In [2]:
import pandas as pd
import numpy as np
import warnings
from scipy.sparse import load_npz
from sklearn.svm import SVR
from sklearn.pipeline import Pipeline
from sklearn.model_selection import cross_val_score, KFold
from sklearn.linear_model import LinearRegression
from sklearn.metrics import r2_score, mean_squared_error
from sklearn.ensemble import GradientBoostingRegressor
from sklearn.neural_network import MLPRegressor
from xgboost import XGBRegressor

In [3]:
#General preprocessing
df_preprocessed_general_train = load_npz('./ds_salaries_GeneralPreprocessing_train.npz')
df_preprocessed_general_test = load_npz('./ds_salaries_GeneralPreprocessing_test.npz')

#Title Clustering
df_preprocessed_TC_train = load_npz('ds_salaries_Title_Clustering_Preprocessing_train.npz')
df_preprocessed_TC_test = load_npz('ds_salaries_Title_Clustering_Preprocessing_test.npz')

#Residence Clustering
df_preprocessed_RC_train = load_npz('ds_salaries_Residence_Clustering_train.npz')
df_preprocessed_RC_test = load_npz('ds_salaries_Residence_Clustering_test.npz')

#Feature Elimination
df_preprocessed_FE_train = load_npz('ds_salaries_Feature_Elimination_train.npz')
df_preprocessed_FE_test = load_npz('ds_salaries_Feature_Elimination_test.npz')

#Combined Preprocessing
df_preprocessed_CP_train = load_npz('ds_salaries_Combined_Preprocessing_train.npz')
df_preprocessed_CP_test = load_npz('ds_salaries_Combined_Preprocessing_test.npz')

#Oversampling
df_preprocessed_oversampling_train = load_npz('./ds_salaries_Oversampling_features_train.npz')
df_target_oversampling_train = pd.read_csv('./ds_salaries_Oversampling_target_train.csv')

#General targets
df_target_train = pd.read_csv("./ds_salaries_target_train.csv")
df_target_test = pd.read_csv("./ds_salaries_target_test.csv")

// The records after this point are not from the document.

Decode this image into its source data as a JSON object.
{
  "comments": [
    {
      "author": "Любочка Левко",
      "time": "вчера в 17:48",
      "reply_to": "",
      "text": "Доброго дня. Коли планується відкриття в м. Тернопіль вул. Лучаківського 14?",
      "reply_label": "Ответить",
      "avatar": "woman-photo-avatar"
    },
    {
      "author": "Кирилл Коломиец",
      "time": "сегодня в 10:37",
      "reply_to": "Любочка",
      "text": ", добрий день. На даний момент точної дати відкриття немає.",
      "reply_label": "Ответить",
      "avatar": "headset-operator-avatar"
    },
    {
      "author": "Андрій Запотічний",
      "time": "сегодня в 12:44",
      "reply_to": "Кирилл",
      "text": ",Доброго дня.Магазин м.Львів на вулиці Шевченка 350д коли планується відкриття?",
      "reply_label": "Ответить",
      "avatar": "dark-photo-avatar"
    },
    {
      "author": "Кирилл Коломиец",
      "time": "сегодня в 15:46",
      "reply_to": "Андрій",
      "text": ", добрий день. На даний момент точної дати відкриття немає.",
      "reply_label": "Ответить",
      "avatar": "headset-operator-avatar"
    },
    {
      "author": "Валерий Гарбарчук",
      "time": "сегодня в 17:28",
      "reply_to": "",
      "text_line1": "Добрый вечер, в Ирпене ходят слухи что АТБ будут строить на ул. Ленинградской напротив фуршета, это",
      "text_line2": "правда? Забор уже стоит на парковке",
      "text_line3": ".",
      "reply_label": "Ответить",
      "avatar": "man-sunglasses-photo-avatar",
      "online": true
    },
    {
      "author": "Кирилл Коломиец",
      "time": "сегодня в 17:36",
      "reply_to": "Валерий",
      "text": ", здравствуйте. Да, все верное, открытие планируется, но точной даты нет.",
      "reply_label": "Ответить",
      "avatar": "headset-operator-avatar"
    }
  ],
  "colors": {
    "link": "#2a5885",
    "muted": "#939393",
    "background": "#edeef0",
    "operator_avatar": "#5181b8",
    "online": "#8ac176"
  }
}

kfold = KFold(n_splits=10, shuffle=True, random_state=42)

# Mean Model Prediction

In [10]:
import numpy as np
from sklearn.metrics import r2_score, mean_squared_error

# Calculate the mean of the training target
mean_salary_train = df_target_train.mean()

# Mean Model Prediction
print("Mean Model Prediction: ")
print("--------------------------")
predictions = np.full(shape=len(df_target_test), fill_value=mean_salary_train)
r2_score_holdout = r2_score(df_target_test, predictions)
mse_score_holdout = mean_squared_error(df_target_test, predictions)
print("General Preprocessing:")
print("R2: ",  r2_score_holdout)
print("MSE: ", mse_score_holdout)
print("")


Mean Model Prediction: 
--------------------------
General Preprocessing:
R2:  -0.00014811055177710308
MSE:  4374719727.01373



# Baseline Model (Linear Regression)

In [21]:
estimator = LinearRegression()

steps = [('estimator', estimator)]

pipeline = Pipeline(steps)


print("Linear Regression: ")
print("--------------------------")

#General Preprocessing
pipeline.fit(df_preprocessed_general_train, df_target_train)
predictions = pipeline.predict(df_preprocessed_general_test)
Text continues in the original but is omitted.